New deposits are already in the offing under existing German packaging law, but these would only affect one-way glass containers for beer and mineral water, as well as steel cans. Under a new policy launched in October, the environment ministry now wants to replace existing rules with a new system under which deposits would be imposed on all "ecologically unfavourable" packaging, including one-way glass packages (ENDS Daily 25 October).
German waste association BDE and glass industry associations are incensed by the new approach, which they claim will harm both the economy and the environment. The deposit system will mean about 1.5m tonnes of glass packaging out of the 2.7m currently collected for recycling being returned by consumers to shops, the associations say. Shops will not be able to maintain colour separation without huge extra expense and so will produce mixed cullet, which is not usable by the German glass industry.

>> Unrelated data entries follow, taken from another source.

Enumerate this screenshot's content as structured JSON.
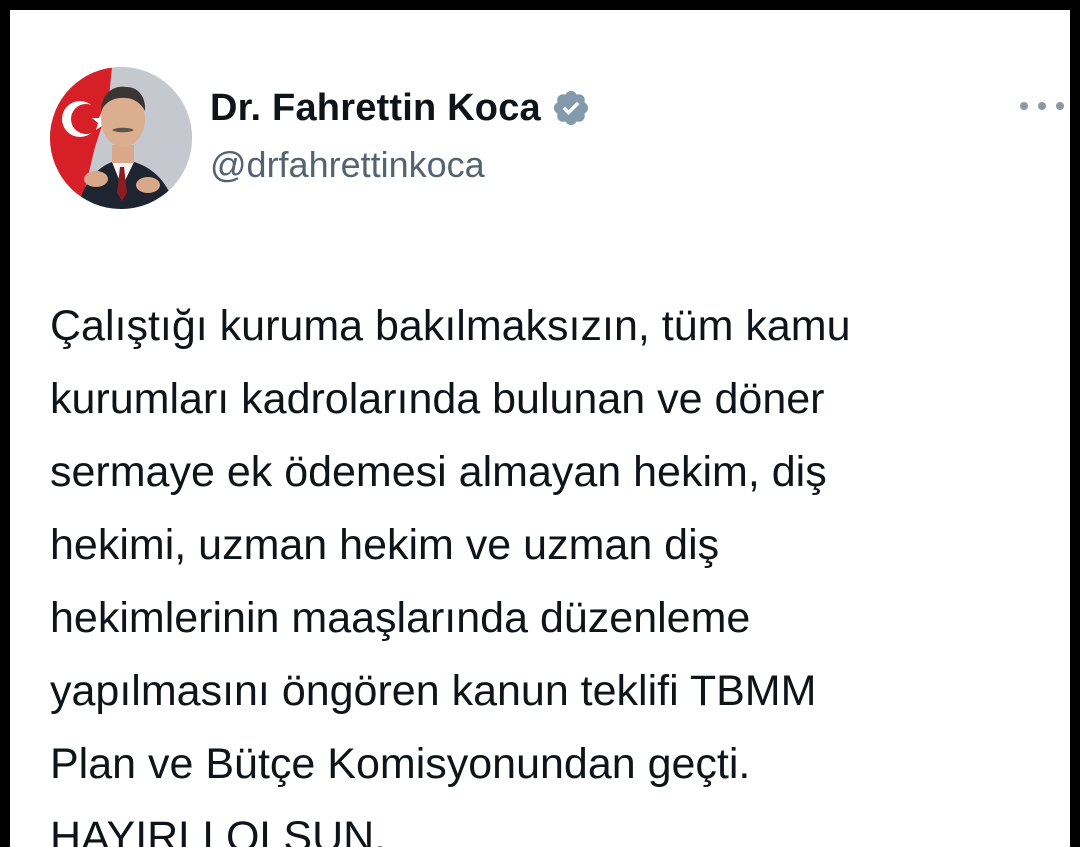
{
  "tweet": {
    "author": {
      "display_name": "Dr. Fahrettin Koca",
      "handle": "@drfahrettinkoca",
      "verified_icon": "verified-badge-icon",
      "avatar_icon": "profile-photo"
    },
    "more_icon": "more-horizontal-icon",
    "text_lines": [
      "Çalıştığı kuruma bakılmaksızın, tüm kamu",
      "kurumları kadrolarında bulunan ve döner",
      "sermaye ek ödemesi almayan hekim, diş",
      "hekimi, uzman hekim ve uzman diş",
      "hekimlerinin maaşlarında düzenleme",
      "yapılmasını öngören kanun teklifi TBMM",
      "Plan ve Bütçe Komisyonundan geçti.",
      "HAYIRLI OLSUN."
    ]
  },
  "colors": {
    "text_primary": "#0f1419",
    "text_secondary": "#536471",
    "verified_badge": "#829aab",
    "background": "#ffffff"
  }
}
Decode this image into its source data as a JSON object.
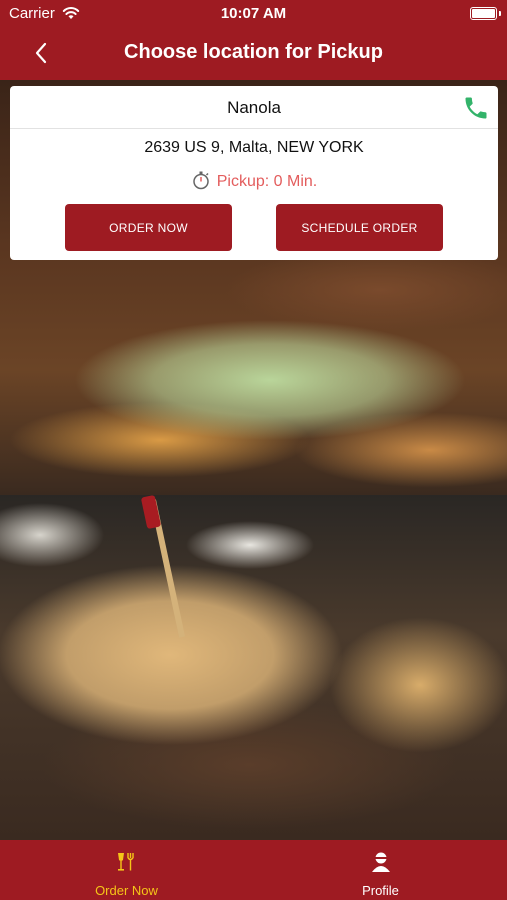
{
  "status_bar": {
    "carrier": "Carrier",
    "time": "10:07 AM"
  },
  "header": {
    "title": "Choose location for Pickup",
    "back_icon": "chevron-left-icon"
  },
  "location": {
    "name": "Nanola",
    "address": "2639 US 9, Malta, NEW YORK",
    "pickup_text": "Pickup: 0 Min.",
    "order_now_label": "ORDER NOW",
    "schedule_label": "SCHEDULE ORDER",
    "phone_icon": "phone-icon",
    "timer_icon": "stopwatch-icon"
  },
  "tabbar": {
    "tabs": [
      {
        "label": "Order Now",
        "icon": "dining-icon",
        "active": true
      },
      {
        "label": "Profile",
        "icon": "person-icon",
        "active": false
      }
    ]
  },
  "colors": {
    "brand": "#9e1b22",
    "accent_active_tab": "#f5c518",
    "pickup_text": "#e35d5d",
    "phone_icon": "#33b36a"
  }
}
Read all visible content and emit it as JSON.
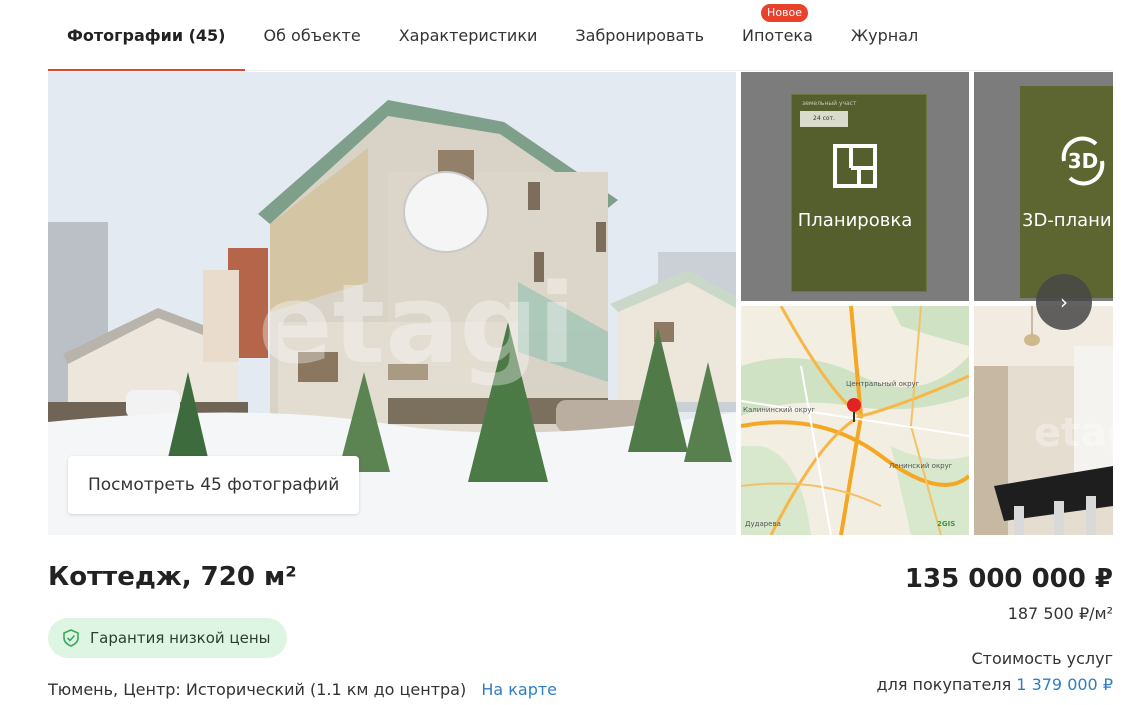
{
  "tabs": [
    {
      "label": "Фотографии (45)",
      "active": true
    },
    {
      "label": "Об объекте"
    },
    {
      "label": "Характеристики"
    },
    {
      "label": "Забронировать"
    },
    {
      "label": "Ипотека",
      "badge": "Новое"
    },
    {
      "label": "Журнал"
    }
  ],
  "gallery": {
    "view_all_label": "Посмотреть 45 фотографий",
    "plan_label": "Планировка",
    "plan_card_heading": "земельный участ",
    "plan_card_value": "24 сот.",
    "plan3d_label": "3D-планир",
    "plan3d_badge": "3D",
    "watermark": "etagi",
    "next_icon": "chevron-right-icon",
    "map_labels": {
      "district_central": "Центральный округ",
      "district_kalininsky": "Калининский округ",
      "district_leninsky": "Ленинский округ",
      "street_dudareva": "Дударева",
      "provider": "2GIS"
    }
  },
  "listing": {
    "title": "Коттедж, 720 м²",
    "guarantee": "Гарантия низкой цены",
    "address": "Тюмень, Центр: Исторический (1.1 км до центра)",
    "map_link": "На карте",
    "price": "135 000 000 ₽",
    "price_per_m2": "187 500 ₽/м²",
    "service_cost_line1": "Стоимость услуг",
    "service_cost_line2": "для покупателя",
    "service_cost_value": "1 379 000 ₽"
  },
  "colors": {
    "accent": "#e8412c",
    "link": "#2f7ec4",
    "badge_bg": "#dff5e4",
    "plan_green": "#555f2e"
  }
}
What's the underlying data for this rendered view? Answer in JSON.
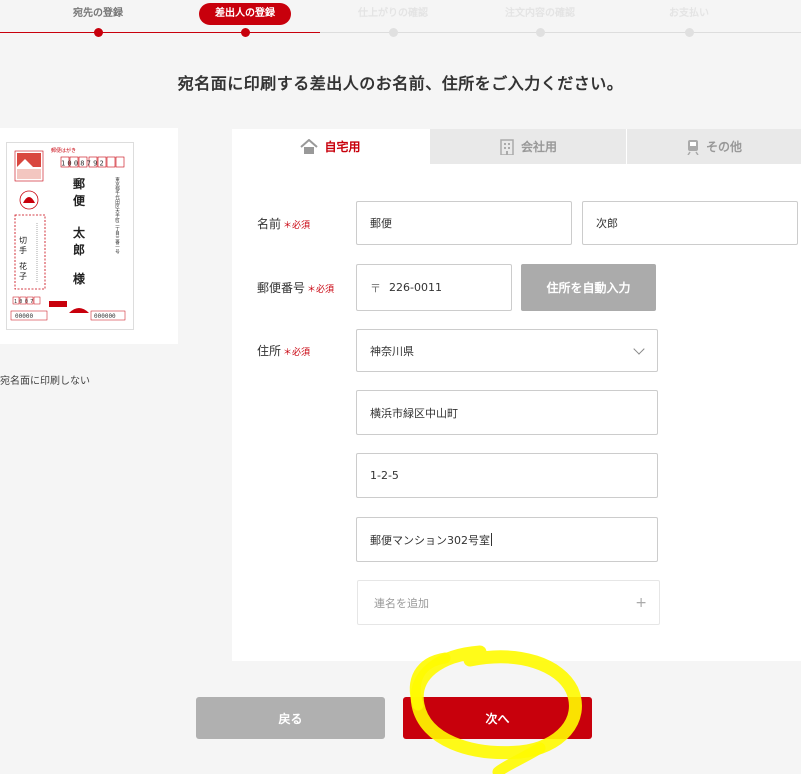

The result, the BDE claims, will be less glass recycled at higher cost. Employment will be threatened in the glass recycling industry, particularly among small and medium sized enterprises. In the longer term, the policy could actually undermine the refillable container system that the government is seeking to bolster, they further allege.
Mr Trittin responded angrily today, rejecting the BDE's predictions of disaster and defending his policy of favouring refillable containers. The protests were "ill-considered," he said, and the protesters are simply fearing for their profits because they had a vested interest in "smashing glass".